There are also problems with browsers. There are 2 primary browsers used by users of the World Wide Web: Internet Explorer and Netscape Navigator. Each of these browsers can display the browser pages they process in different ways, especially if they include sophisticated facilities of HTML.

There is also a more issue with browsers which ares more significant than the one specificed in the previous paragraph. Networking technologies are now being utilized in conjunction with other technologies such as those connected with mobile phone technology and tv. This has actually lead to the emergence of a variety of different markup languages which are concentrated on specific devices, for instance there is a markup language called WML (Wireless Markup Language) which is used to show files on Internet mobile phones. The diversity of such languages indicates that the overhead in preserving a number of versions of a file for various media can be huge.

Gladly a technology has actually been developed referred to as XML which can be utilized to indicate structure in a file. There are also a number of tools available which permit the developer to keep a single version of a document revealed in a language specified by XML and easily convert it into a type that can be displayed on a variety of media consisting of television, Internet phones and a variety of World Wide Web browsers.

 

Transactional Issues

A dispersed transaction is a sequence of operations applied to a variety of dispersed databases which form a single functional step. For instance, a deal which moves a quantity of cash from a customer’s account to an account owned by the same customer is an example of a transaction. It consists of two operations: the operation of debiting one account and the operation of crediting another account. There are a number of issues associated with dispersed deals. This is the issue of deadlock: that a transaction applied at one server might be awaiting data which is currently consisted of on another server, with the other server waiting for some resource that is held on the first server. For example, the first server may consist of the account data that the second server needs to finish a deal, while the second server may need other account data for it to proceed.

 

Design

Creating a dispersed system can also be an issue, for example the fact that computers in a distributed system are signed up with by communication media which can stretch over thousands of miles offers an included dimension to the design process because response time can be an issue. Another, equally severe problem is that of dependability, for example that a hardware breakdown can lower a poorly-designed distributed system.

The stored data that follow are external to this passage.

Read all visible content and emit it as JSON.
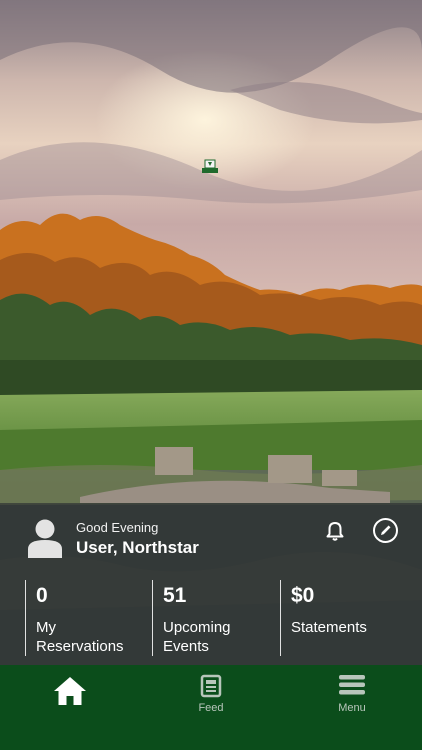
{
  "header": {
    "greeting": "Good Evening",
    "user_name": "User, Northstar"
  },
  "icons": {
    "avatar": "user-avatar-icon",
    "notifications": "bell-icon",
    "edit": "pencil-circle-icon",
    "logo": "club-crest-logo"
  },
  "stats": [
    {
      "value": "0",
      "label": "My Reservations"
    },
    {
      "value": "51",
      "label": "Upcoming Events"
    },
    {
      "value": "$0",
      "label": "Statements"
    }
  ],
  "tabbar": {
    "items": [
      {
        "label": "",
        "icon": "home-icon",
        "active": true
      },
      {
        "label": "Feed",
        "icon": "newspaper-icon",
        "active": false
      },
      {
        "label": "Menu",
        "icon": "hamburger-menu-icon",
        "active": false
      }
    ]
  },
  "colors": {
    "tabbar_bg": "#0b4d1b",
    "active_icon": "#ffffff",
    "inactive_icon": "#b8c6bb"
  }
}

As an example of one design issue that a distributed systems developer has to deal with consider that of duplicated data. A duplicated database is a database which exists in the exact same type at a number of points in a dispersed system. There are 2 reasons for having replicated databases: the very first is reliability. When a system consists of a variety of duplicated databases and among them becomes not available – perhaps because of a hardware fault – another database can take over its role. The second factor is to improve response time. A designer of a distributed system will try and place a database close to its users, typically linked via a quick local area network. Often the original database that is made use of is a long distance away and can only be accessed by means of slow Internet cables; hence duplicating the database and placing it near the users typically leads to a large decrease in response time.

However, using duplication comes at a cost: each replicated database needs to keep up-to-date data and will need to coordinate with other databases in order to do this; this gives rise to synchronization traffic over the network which supports the databases, and can result in an extremely slow response time. Creating for data duplication, where the quantity of duplication and the location of the reproduced data is such that response time is decreased, but traffic is not increased to the point where all the gains are nullified, is an art.